El relato de nación liberal, que en el caso mexicano se prolonga sin solución de continuidad en el de la revolución-posrevolución y los indigenismos actuales, narra la historia de México como un ciclo de nacimiento, muerte y resurrección, los misterios gozosos, dolorosos y gloriosos del rosario cristiano. Un México nacido en la época prehispánica (misterios gozosos), muerto con la conquista (misterios dolorosos) y resucitado por la independencia (misterios gloriosos), con los tres siglos virreinales convertidos en el no México, la edad obscura en la que la nación dejó de existir. El relato de nación conservador, que se prolonga también sin solución de continuidad en las derechas contemporáneas, narra la historia de México a partir de otra metáfora, la del hijo que crece y se desarrolla bajo la tutela paterna y que llegado a la edad adulta se emancipa para seguir su propio camino.
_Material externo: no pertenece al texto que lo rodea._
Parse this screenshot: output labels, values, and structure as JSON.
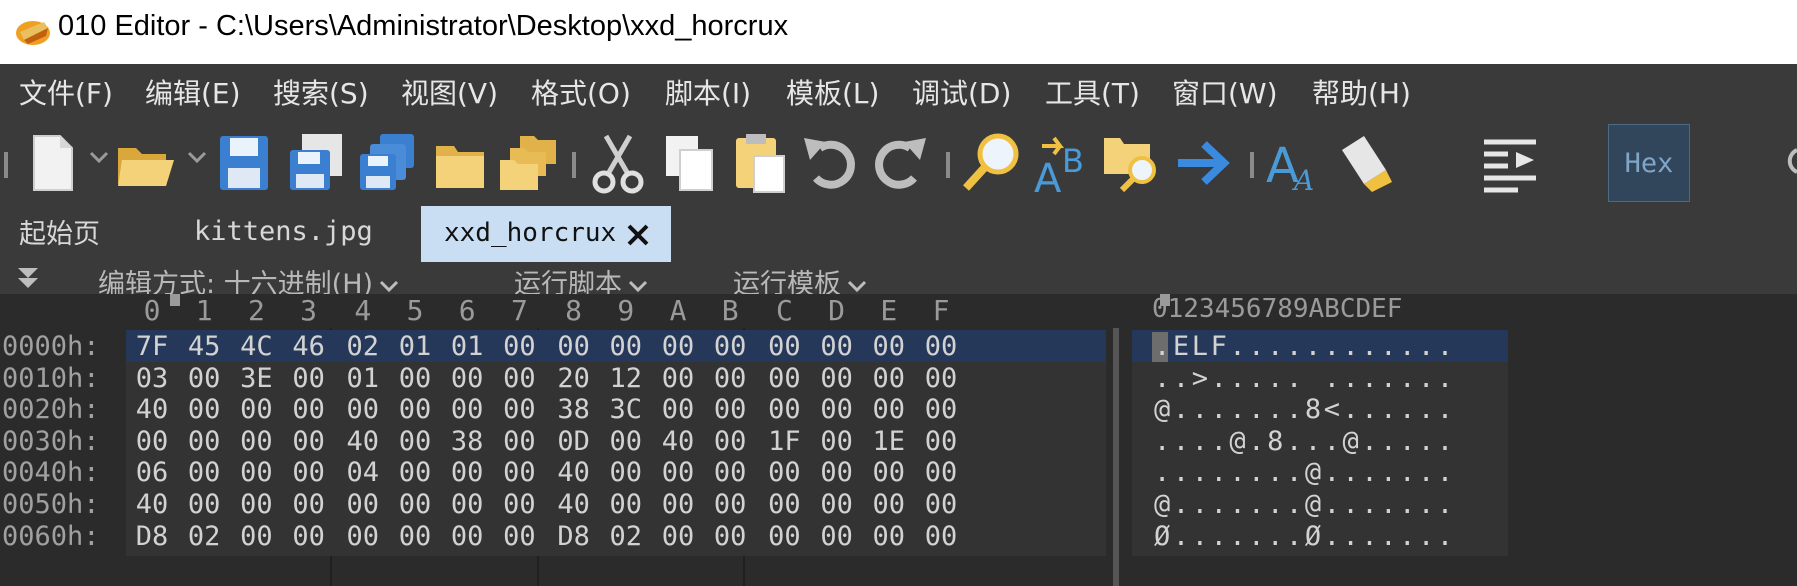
{
  "window": {
    "title": "010 Editor - C:\\Users\\Administrator\\Desktop\\xxd_horcrux",
    "icon": "app-logo-icon"
  },
  "menu": [
    "文件(F)",
    "编辑(E)",
    "搜索(S)",
    "视图(V)",
    "格式(O)",
    "脚本(I)",
    "模板(L)",
    "调试(D)",
    "工具(T)",
    "窗口(W)",
    "帮助(H)"
  ],
  "toolbar": {
    "hex_label": "Hex",
    "icons": [
      "new-file-icon",
      "open-folder-icon",
      "save-icon",
      "save-as-icon",
      "save-all-icon",
      "folder-icon",
      "folders-icon",
      "cut-icon",
      "copy-icon",
      "paste-icon",
      "undo-icon",
      "redo-icon",
      "find-icon",
      "replace-icon",
      "find-in-files-icon",
      "goto-icon",
      "font-icon",
      "highlight-icon",
      "hex-toggle",
      "columns-icon"
    ]
  },
  "tabs": {
    "items": [
      "起始页",
      "kittens.jpg"
    ],
    "active": "xxd_horcrux"
  },
  "options": {
    "edit_mode": "编辑方式: 十六进制(H)",
    "run_script": "运行脚本",
    "run_template": "运行模板"
  },
  "hex": {
    "columns": [
      "0",
      "1",
      "2",
      "3",
      "4",
      "5",
      "6",
      "7",
      "8",
      "9",
      "A",
      "B",
      "C",
      "D",
      "E",
      "F"
    ],
    "ascii_header": "0123456789ABCDEF",
    "rows": [
      {
        "addr": "0000h:",
        "bytes": [
          "7F",
          "45",
          "4C",
          "46",
          "02",
          "01",
          "01",
          "00",
          "00",
          "00",
          "00",
          "00",
          "00",
          "00",
          "00",
          "00"
        ],
        "ascii": ".ELF............"
      },
      {
        "addr": "0010h:",
        "bytes": [
          "03",
          "00",
          "3E",
          "00",
          "01",
          "00",
          "00",
          "00",
          "20",
          "12",
          "00",
          "00",
          "00",
          "00",
          "00",
          "00"
        ],
        "ascii": "..>..... ......."
      },
      {
        "addr": "0020h:",
        "bytes": [
          "40",
          "00",
          "00",
          "00",
          "00",
          "00",
          "00",
          "00",
          "38",
          "3C",
          "00",
          "00",
          "00",
          "00",
          "00",
          "00"
        ],
        "ascii": "@.......8<......"
      },
      {
        "addr": "0030h:",
        "bytes": [
          "00",
          "00",
          "00",
          "00",
          "40",
          "00",
          "38",
          "00",
          "0D",
          "00",
          "40",
          "00",
          "1F",
          "00",
          "1E",
          "00"
        ],
        "ascii": "....@.8...@....."
      },
      {
        "addr": "0040h:",
        "bytes": [
          "06",
          "00",
          "00",
          "00",
          "04",
          "00",
          "00",
          "00",
          "40",
          "00",
          "00",
          "00",
          "00",
          "00",
          "00",
          "00"
        ],
        "ascii": "........@......."
      },
      {
        "addr": "0050h:",
        "bytes": [
          "40",
          "00",
          "00",
          "00",
          "00",
          "00",
          "00",
          "00",
          "40",
          "00",
          "00",
          "00",
          "00",
          "00",
          "00",
          "00"
        ],
        "ascii": "@.......@......."
      },
      {
        "addr": "0060h:",
        "bytes": [
          "D8",
          "02",
          "00",
          "00",
          "00",
          "00",
          "00",
          "00",
          "D8",
          "02",
          "00",
          "00",
          "00",
          "00",
          "00",
          "00"
        ],
        "ascii": "Ø.......Ø......."
      }
    ]
  }
}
Un México nacido con la conquista, crecido durante el dominio español y llegado a la edad adulta en la independencia, con los tres siglos virreinales como el tiempo feliz de la infancia en el que se había forjado la nueva nación.

FRACTURAS IDEOLÓGICAS E IDENTITARIAS

El papel de España, lo español y los españoles es en ambos relatos central pero antitético, en el liberal representa al otro enemigo de México, su negación, aquello de lo que la nación debe de liberarse para ser ella misma: la desespañolización como política de Estado, que Ignacio Ramírez el Nigromante, uno de los ideólogos del liberalismo mexicano, defenderá en su polémica con el español Emilio Castelar[iv]; en el conservador, por el contrario, la parte más íntima, aquello que la nación debe de conservar y cuidar para seguir siendo ella misma: la frontera cultural de las catedrales barrocas que para Vasconcelos marcaba los límites del verdadero México. Y el caso de este último, con su –más que declarada, proclamada–, hispanofilia, es un excelente ejemplo de la no coincidencia de las fracturas ideológicas e identitarias a las que se hacía referencia más arriba. Aunque es uno de los ideólogos del régimen nacido de la Revolución, en el conflicto identitario se ubicó claramente en el lado de los defensores del relato de nación conservador, con México y el conjunto de los países de habla y raza española formando parte de una sola comunidad histórico-étnico-cultural: el «Por mi raza hablará el espíritu» que por iniciativa suya todavía hoy campea en el escudo de la Universidad Nacional Autónoma de México. Raza y espíritu que no son otros que los de las naciones hijas de la conquista y colonización ibéricas.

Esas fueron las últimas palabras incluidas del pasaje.